O objetivo da página, afirma o conselho federal, é abrigar um observatório com dados sobre as fiscalizações. Não é um canal de denúncia. Quem quer denunciar é direcionado para o site do CRM do Estado, no qual é preciso fornecer dados de identificação, narrativa do fato, nome dos profissionais envolvidos no fato julgado ilícito, nome das testemunhas (se houver), documentos, data e assinatura.
Para especialistas, o não anonimato inibe as denúncias. E os conselhos regionais não são exatamente proativos no sentido de chegar ao ilícito por conta própria. Segundo o Portal da Transparência do Cremesp, em 2023, apenas 77 buscas ativas foram concluídas pela Codame quanto à divulgação de assuntos médicos, num universo de aproximadamente 166 mil profissionais registrados no conselho paulista.

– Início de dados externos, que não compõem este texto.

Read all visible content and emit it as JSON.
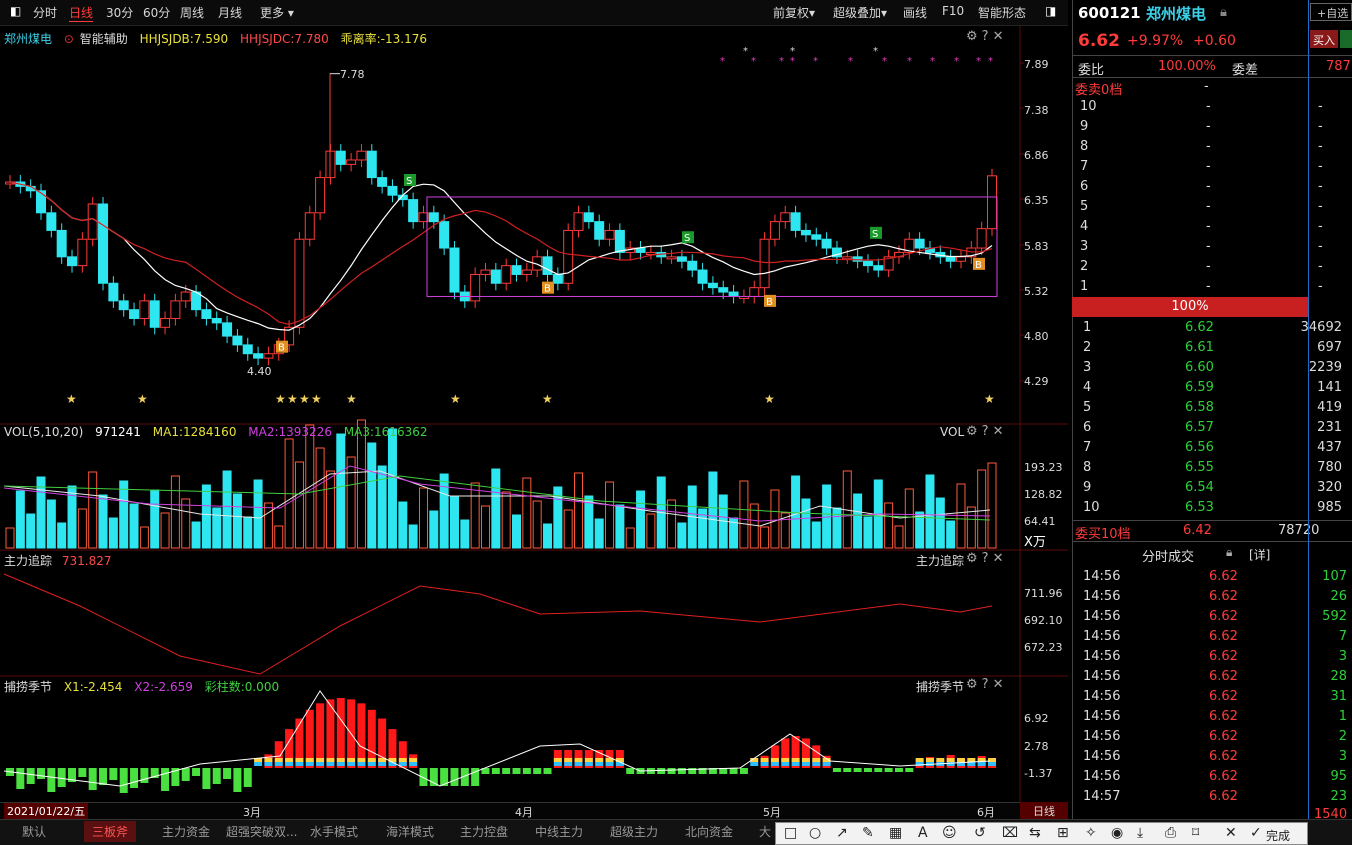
{
  "topbar": {
    "fenshi": "分时",
    "rixian": "日线",
    "m30": "30分",
    "m60": "60分",
    "week": "周线",
    "month": "月线",
    "more": "更多",
    "fuquan": "前复权",
    "overlay": "超级叠加",
    "draw": "画线",
    "f10": "F10",
    "smart": "智能形态"
  },
  "main_panel": {
    "stock_name": "郑州煤电",
    "assist": "智能辅助",
    "hhjsjdb": "HHJSJDB:7.590",
    "hhjsjdc": "HHJSJDC:7.780",
    "deviation": "乖离率:-13.176",
    "y_labels": [
      "7.89",
      "7.38",
      "6.86",
      "6.35",
      "5.83",
      "5.32",
      "4.80",
      "4.29"
    ],
    "high_label": "7.78",
    "low_label": "4.40",
    "signal_s": "S",
    "signal_b": "B"
  },
  "vol_panel": {
    "title": "VOL(5,10,20)",
    "value": "971241",
    "ma1": "MA1:1284160",
    "ma2": "MA2:1393226",
    "ma3": "MA3:1616362",
    "name": "VOL",
    "y_labels": [
      "193.23",
      "128.82",
      "64.41"
    ],
    "unit": "X万"
  },
  "zhuli_panel": {
    "title": "主力追踪",
    "value": "731.827",
    "name": "主力追踪",
    "y_labels": [
      "711.96",
      "692.10",
      "672.23"
    ]
  },
  "bulao_panel": {
    "title": "捕捞季节",
    "x1": "X1:-2.454",
    "x2": "X2:-2.659",
    "caizhu": "彩柱数:0.000",
    "name": "捕捞季节",
    "y_labels": [
      "6.92",
      "2.78",
      "-1.37"
    ]
  },
  "x_axis": {
    "date": "2021/01/22/五",
    "m3": "3月",
    "m4": "4月",
    "m5": "5月",
    "m6": "6月",
    "mode": "日线"
  },
  "quote": {
    "code": "600121",
    "name": "郑州煤电",
    "price": "6.62",
    "pct": "+9.97%",
    "change": "+0.60",
    "self_select": "+自选",
    "buy_btn": "买入",
    "weibi_label": "委比",
    "weibi": "100.00%",
    "weicha_label": "委差",
    "weicha": "787",
    "sell_title": "委卖0档",
    "sell_title_val": "-",
    "sell_levels": [
      {
        "n": "10",
        "p": "-",
        "v": "-"
      },
      {
        "n": "9",
        "p": "-",
        "v": "-"
      },
      {
        "n": "8",
        "p": "-",
        "v": "-"
      },
      {
        "n": "7",
        "p": "-",
        "v": "-"
      },
      {
        "n": "6",
        "p": "-",
        "v": "-"
      },
      {
        "n": "5",
        "p": "-",
        "v": "-"
      },
      {
        "n": "4",
        "p": "-",
        "v": "-"
      },
      {
        "n": "3",
        "p": "-",
        "v": "-"
      },
      {
        "n": "2",
        "p": "-",
        "v": "-"
      },
      {
        "n": "1",
        "p": "-",
        "v": "-"
      }
    ],
    "ratio_bar": "100%",
    "buy_levels": [
      {
        "n": "1",
        "p": "6.62",
        "v": "34692"
      },
      {
        "n": "2",
        "p": "6.61",
        "v": "697"
      },
      {
        "n": "3",
        "p": "6.60",
        "v": "2239"
      },
      {
        "n": "4",
        "p": "6.59",
        "v": "141"
      },
      {
        "n": "5",
        "p": "6.58",
        "v": "419"
      },
      {
        "n": "6",
        "p": "6.57",
        "v": "231"
      },
      {
        "n": "7",
        "p": "6.56",
        "v": "437"
      },
      {
        "n": "8",
        "p": "6.55",
        "v": "780"
      },
      {
        "n": "9",
        "p": "6.54",
        "v": "320"
      },
      {
        "n": "10",
        "p": "6.53",
        "v": "985"
      }
    ],
    "buy_title": "委买10档",
    "buy_title_price": "6.42",
    "buy_title_vol": "78720",
    "ticks_title": "分时成交",
    "ticks_detail": "[详]",
    "ticks": [
      {
        "t": "14:56",
        "p": "6.62",
        "v": "107"
      },
      {
        "t": "14:56",
        "p": "6.62",
        "v": "26"
      },
      {
        "t": "14:56",
        "p": "6.62",
        "v": "592"
      },
      {
        "t": "14:56",
        "p": "6.62",
        "v": "7"
      },
      {
        "t": "14:56",
        "p": "6.62",
        "v": "3"
      },
      {
        "t": "14:56",
        "p": "6.62",
        "v": "28"
      },
      {
        "t": "14:56",
        "p": "6.62",
        "v": "31"
      },
      {
        "t": "14:56",
        "p": "6.62",
        "v": "1"
      },
      {
        "t": "14:56",
        "p": "6.62",
        "v": "2"
      },
      {
        "t": "14:56",
        "p": "6.62",
        "v": "3"
      },
      {
        "t": "14:56",
        "p": "6.62",
        "v": "95"
      },
      {
        "t": "14:57",
        "p": "6.62",
        "v": "23"
      }
    ]
  },
  "bottom": {
    "tabs": [
      "默认",
      "三板斧",
      "主力资金",
      "超强突破双...",
      "水手模式",
      "海洋模式",
      "主力控盘",
      "中线主力",
      "超级主力",
      "北向资金",
      "大"
    ],
    "last_val": "1540",
    "done": "完成"
  }
}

As principais irregularidades levantadas pela Codame de São Paulo foram: falta de identificação de CRM e RQE, quebra de sigilo, interação com indústria farmacêutica, sensacionalismo e promessa de resultado. E as sete especialidades mais envolvidas nessas irregularidades foram: cirurgia plástica, dermatologia, endocrinologia, medicina esportiva, nutrologia, psiquiatria e urologia. Não à toa, a maior parte das ilustrações fictícias de certo e errado usadas na Resolução 2336 remete a procedimentos estéticos.
A advogada Camila Kitazawa Cortez, especialista em Direito da Medicina, Bioética e Compliance Médico, entende que a publicidade dos médicos nas redes sociais é uma tendência inevitável, especialmente para os mais jovens, que não conseguem pensar em viabilizar a profissão sem usar o Instagram.
“Sugiro a esses profissionais encarar as redes sociais como um portfólio, que pode ser ético e ponderado”, diz. “Acontece que, muitas vezes, o Instagram acaba se tornando um lugar de captação, e as maneiras pelas quais o profissional deseja captar pacientes pode ultrapassar as barreiras.”
Camila identifica três perfis de médicos influenciadores: o conservador, que faz tudo de acordo com as regras porque teme a fiscalização do CRM e não quer colocar em risco a profissão; o intermediário, que arrisca e de vez em quando faz um stories que pode gerar advertência; e o “nem aí”, que pouco se importa com os conselheiros, geralmente porque tem muito retorno financeiro.
A advogada menciona, por exemplo, um profissional que alegou perante o CRM não mais se definir como médico, e sim como influencer. Esse indivíduo, segundo ela, era reincidente e foi cassado — os processos no conselho correm em sigilo, à vista apenas das partes envolvidas. O acesso ao resultado fica disponível para consulta somente quando há pena pública já transitada em julgado.